Ganz langsam, mit kalter Ruhe und sogar so etwas wie Neugier. »Der gute, alte McIntosh. Und ich gebe Ihnen genau eine Minute Zeit, mir zu erklären, wie Sie dazu kommen, einfach meine Tochter zu heiraten, ohne zuvor bei mir um ihre Hand anzuhalten, bevor ich Ihnen meinen Hirschfänger hineinramme und Sie danach ausweide wie ein Wildschwein.«
»Aber Vater!«
»Still, Sophie! Du hast schon Verwirrung genug angerichtet!« Robert McIntosh sah seine Tochter missbilligend an. »Wir haben dich hierher geschickt, damit du wenigstens ein wenig Erziehung bekommst! Und was machst du? Machst deine Drohung war! Du bist eigensinnig!«
»Drohung?« Edwards inquisitorischer Blick traf Sophie.

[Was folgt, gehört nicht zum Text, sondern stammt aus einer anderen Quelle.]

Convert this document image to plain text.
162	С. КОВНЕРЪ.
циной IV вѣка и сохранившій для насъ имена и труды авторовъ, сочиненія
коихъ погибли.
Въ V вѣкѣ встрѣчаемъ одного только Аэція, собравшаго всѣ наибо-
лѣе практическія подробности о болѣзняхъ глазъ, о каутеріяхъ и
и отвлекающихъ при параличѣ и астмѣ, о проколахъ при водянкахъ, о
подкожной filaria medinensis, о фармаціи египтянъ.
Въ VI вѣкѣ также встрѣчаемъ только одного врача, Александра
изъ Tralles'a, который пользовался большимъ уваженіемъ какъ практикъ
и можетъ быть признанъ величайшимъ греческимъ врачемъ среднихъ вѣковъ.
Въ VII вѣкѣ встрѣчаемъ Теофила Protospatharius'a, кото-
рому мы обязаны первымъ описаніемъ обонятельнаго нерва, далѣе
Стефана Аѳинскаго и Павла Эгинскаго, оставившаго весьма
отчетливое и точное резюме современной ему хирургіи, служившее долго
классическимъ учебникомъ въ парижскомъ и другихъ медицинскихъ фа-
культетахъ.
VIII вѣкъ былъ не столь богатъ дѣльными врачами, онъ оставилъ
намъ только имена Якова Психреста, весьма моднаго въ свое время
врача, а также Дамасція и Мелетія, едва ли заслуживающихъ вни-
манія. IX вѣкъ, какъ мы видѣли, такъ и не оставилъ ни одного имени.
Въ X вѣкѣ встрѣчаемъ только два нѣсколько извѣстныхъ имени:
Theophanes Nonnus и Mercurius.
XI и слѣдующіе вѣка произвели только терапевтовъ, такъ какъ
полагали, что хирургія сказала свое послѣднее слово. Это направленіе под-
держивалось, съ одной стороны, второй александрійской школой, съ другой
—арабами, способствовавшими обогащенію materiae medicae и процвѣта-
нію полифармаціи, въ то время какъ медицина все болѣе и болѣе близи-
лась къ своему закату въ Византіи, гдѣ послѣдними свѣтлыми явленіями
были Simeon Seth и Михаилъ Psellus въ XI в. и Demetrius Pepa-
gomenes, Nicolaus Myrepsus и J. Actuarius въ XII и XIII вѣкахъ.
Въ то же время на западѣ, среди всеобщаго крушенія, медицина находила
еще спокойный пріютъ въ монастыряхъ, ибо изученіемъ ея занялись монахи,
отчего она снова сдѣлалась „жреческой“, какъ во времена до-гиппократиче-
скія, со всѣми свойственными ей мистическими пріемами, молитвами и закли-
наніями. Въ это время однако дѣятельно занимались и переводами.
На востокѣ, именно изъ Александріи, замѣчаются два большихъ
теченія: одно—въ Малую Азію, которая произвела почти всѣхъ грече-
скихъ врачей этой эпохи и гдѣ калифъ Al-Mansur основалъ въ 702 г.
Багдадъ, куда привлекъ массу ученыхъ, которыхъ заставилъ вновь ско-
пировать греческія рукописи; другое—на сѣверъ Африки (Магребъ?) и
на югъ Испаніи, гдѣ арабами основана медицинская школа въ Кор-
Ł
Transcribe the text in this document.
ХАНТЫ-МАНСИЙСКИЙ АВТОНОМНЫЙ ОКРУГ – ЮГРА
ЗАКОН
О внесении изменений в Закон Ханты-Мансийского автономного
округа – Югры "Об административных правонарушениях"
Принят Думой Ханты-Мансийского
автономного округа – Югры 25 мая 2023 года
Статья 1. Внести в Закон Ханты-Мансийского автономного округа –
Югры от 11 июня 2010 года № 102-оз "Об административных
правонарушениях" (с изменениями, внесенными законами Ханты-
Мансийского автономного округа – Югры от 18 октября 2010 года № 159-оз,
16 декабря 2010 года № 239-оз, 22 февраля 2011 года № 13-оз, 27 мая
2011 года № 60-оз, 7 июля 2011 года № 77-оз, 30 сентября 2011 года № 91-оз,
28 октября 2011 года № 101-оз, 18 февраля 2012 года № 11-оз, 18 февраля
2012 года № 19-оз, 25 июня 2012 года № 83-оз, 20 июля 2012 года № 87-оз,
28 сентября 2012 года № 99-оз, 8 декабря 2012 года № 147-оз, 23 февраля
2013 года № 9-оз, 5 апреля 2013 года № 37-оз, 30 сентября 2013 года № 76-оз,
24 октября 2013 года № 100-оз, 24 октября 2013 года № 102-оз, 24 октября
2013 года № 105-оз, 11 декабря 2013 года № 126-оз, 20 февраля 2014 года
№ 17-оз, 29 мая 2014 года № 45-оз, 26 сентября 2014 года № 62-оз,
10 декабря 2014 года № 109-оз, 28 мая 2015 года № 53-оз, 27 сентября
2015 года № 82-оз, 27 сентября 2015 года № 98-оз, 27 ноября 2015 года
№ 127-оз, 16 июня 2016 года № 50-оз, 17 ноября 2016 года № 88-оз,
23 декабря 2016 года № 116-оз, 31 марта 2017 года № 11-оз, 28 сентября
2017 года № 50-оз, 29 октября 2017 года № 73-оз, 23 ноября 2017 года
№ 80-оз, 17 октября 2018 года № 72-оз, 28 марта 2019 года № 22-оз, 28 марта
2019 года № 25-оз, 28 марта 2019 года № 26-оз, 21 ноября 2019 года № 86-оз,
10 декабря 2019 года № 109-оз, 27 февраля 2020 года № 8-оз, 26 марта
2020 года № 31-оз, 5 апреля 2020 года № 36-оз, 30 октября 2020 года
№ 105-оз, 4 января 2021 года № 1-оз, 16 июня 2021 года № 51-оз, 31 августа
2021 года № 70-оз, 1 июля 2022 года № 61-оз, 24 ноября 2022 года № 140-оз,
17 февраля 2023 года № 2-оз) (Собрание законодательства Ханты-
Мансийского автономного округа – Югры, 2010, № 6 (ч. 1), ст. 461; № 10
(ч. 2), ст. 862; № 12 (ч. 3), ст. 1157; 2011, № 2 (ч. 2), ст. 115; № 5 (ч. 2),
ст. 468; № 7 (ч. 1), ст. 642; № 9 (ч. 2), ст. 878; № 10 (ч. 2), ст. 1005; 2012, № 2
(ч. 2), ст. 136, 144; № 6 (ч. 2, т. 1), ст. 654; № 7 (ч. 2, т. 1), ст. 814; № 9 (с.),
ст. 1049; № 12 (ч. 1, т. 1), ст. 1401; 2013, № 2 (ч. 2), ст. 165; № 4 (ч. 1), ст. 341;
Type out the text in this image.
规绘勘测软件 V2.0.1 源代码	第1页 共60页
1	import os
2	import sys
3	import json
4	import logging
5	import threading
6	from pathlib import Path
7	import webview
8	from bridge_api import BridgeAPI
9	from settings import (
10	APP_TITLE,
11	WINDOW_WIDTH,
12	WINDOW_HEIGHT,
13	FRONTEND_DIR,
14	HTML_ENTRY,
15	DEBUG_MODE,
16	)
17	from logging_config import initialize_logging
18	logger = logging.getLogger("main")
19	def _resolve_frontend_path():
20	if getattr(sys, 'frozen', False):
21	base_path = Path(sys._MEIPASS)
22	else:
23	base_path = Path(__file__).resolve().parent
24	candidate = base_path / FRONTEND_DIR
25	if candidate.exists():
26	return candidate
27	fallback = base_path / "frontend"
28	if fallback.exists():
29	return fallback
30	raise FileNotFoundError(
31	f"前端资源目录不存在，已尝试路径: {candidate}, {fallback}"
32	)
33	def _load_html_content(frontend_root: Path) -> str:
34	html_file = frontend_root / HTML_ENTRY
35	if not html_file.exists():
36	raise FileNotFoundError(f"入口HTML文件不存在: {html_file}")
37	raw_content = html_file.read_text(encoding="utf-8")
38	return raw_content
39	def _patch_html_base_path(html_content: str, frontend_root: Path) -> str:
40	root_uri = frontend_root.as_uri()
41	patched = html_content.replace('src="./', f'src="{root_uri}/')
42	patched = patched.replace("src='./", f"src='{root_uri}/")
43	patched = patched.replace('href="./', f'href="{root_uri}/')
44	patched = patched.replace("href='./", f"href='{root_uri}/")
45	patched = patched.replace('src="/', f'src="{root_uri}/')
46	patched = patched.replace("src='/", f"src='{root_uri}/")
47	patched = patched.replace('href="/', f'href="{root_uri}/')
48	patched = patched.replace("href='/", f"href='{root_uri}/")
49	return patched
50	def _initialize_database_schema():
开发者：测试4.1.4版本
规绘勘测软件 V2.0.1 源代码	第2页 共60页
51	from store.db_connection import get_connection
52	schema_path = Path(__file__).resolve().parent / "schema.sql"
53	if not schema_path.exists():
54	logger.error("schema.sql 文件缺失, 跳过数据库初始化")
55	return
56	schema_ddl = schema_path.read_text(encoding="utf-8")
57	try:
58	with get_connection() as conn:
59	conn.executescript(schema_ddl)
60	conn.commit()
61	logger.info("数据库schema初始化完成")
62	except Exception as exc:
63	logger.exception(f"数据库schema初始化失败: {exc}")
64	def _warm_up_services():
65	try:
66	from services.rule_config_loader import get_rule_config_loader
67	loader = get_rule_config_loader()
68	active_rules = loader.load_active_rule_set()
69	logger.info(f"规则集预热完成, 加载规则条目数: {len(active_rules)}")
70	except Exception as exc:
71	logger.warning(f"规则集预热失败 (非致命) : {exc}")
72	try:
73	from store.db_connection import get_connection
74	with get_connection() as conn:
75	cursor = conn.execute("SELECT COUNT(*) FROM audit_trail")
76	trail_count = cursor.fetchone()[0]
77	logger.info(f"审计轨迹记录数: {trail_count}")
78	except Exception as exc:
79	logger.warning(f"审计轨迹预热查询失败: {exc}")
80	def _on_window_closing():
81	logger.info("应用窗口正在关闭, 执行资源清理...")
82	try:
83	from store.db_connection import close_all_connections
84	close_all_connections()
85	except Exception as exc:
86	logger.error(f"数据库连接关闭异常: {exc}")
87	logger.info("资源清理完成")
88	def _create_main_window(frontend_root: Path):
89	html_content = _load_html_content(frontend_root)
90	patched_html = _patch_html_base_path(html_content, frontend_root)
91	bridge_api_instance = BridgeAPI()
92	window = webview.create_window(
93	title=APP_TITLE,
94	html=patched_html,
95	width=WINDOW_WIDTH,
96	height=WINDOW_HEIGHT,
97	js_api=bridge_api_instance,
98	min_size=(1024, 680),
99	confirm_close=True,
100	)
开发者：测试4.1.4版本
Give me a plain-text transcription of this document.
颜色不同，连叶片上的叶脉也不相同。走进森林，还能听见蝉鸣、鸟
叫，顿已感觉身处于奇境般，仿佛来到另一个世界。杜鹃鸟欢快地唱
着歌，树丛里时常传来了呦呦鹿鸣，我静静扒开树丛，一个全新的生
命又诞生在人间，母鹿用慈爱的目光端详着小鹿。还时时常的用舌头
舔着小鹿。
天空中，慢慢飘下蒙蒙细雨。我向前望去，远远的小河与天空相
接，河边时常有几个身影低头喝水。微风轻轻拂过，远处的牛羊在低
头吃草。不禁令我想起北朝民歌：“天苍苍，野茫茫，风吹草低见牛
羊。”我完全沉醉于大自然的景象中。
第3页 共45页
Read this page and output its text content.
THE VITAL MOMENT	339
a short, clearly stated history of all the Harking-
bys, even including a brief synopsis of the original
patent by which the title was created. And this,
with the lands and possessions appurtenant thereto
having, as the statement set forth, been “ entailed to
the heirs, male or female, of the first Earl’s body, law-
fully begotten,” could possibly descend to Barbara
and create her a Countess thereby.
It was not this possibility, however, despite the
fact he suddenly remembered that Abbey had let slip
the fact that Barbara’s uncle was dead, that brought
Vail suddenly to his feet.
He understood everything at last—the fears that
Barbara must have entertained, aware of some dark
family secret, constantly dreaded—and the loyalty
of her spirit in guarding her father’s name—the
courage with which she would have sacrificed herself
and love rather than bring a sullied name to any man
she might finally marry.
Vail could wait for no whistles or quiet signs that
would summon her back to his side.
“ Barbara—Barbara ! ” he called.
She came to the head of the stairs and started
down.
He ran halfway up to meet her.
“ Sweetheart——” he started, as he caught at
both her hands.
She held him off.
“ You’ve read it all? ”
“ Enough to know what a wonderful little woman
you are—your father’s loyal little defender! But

Sie zuckte mit den Schultern. »Ich habe nur gesagt, dass ihnen recht geschehen würde, wenn ich hier bleibe und heirate. Mehr nicht. Aber das hatte ich nicht so gemeint!«
Edward begegnete dem durchbohrenden Blick seines Schwiegervaters mit Standhaftigkeit. Sophie hatte ihm, seit sie den Schmugglern entkommen waren, von ihrer Familie, ihrer Heimat und ihren Freunden erzählt. Und jener Name, der am häufigsten gefallen war, war jener von Robert McIntosh gewesen. Und es hätte dessen Drohung nicht bedurft, um Edward klarzumachen, dass er einen Vater vor sich hatte, der seine Tochter von klein an verzogen, verwöhnt und geliebt hatte.
»Ich hätte auch gewiss bei Ihnen um Sophies Hand angehalten, wenn dies möglich gewesen wäre, Sir«, sagte Edward höflich. Vor ihm stand ein Mann, der bestimmt keine leeren Drohungen aussprach. Edward vermutete zwar nicht, dass Sophies Vater ihn schlachten und hier auf seinem Teppich in der Bibliothek ausweiden würde, aber er machte durchaus den Eindruck eines Schotten, der sich eines unerwünschten Schwiegersohns auf wenig friedvollem Wege entledigte. »Es waren nur die Umstände etwas schwierig und die Zeit zu kurz. Aber tatsächlich hatten Sophie und ich geplant, in den nächsten Wochen nach Schottland zu reisen.«
»Das«, erwiderte Vater McIntosh in einem ruhigen Ton, »war keine Erklärung. Und außerdem ist Ihre Minute um. Vielleicht«, fuhr er fort, »sollte ich Ihnen sagen, dass Sophie noch unter meiner Vormundschaft steht, bis sie fünfundzwanzig ist. Die Ehe ist ohne mein Einverständnis also ungültig.«
»Das geht nicht, Vater«, rief Sophie entsetzt. »Edward hat mich geheiratet, um meinen Ruf zu retten. Wenn die Ehe jetzt ungültig ist, dann ist der gute Ruf futsch!«
»Ich habe ja gesagt, er hat sie verführt. Dieser verkommene Kerl!« Phaelas war wütend einige Schritte näher gekommen, und Patrick humpelte ebenfalls drohend heran.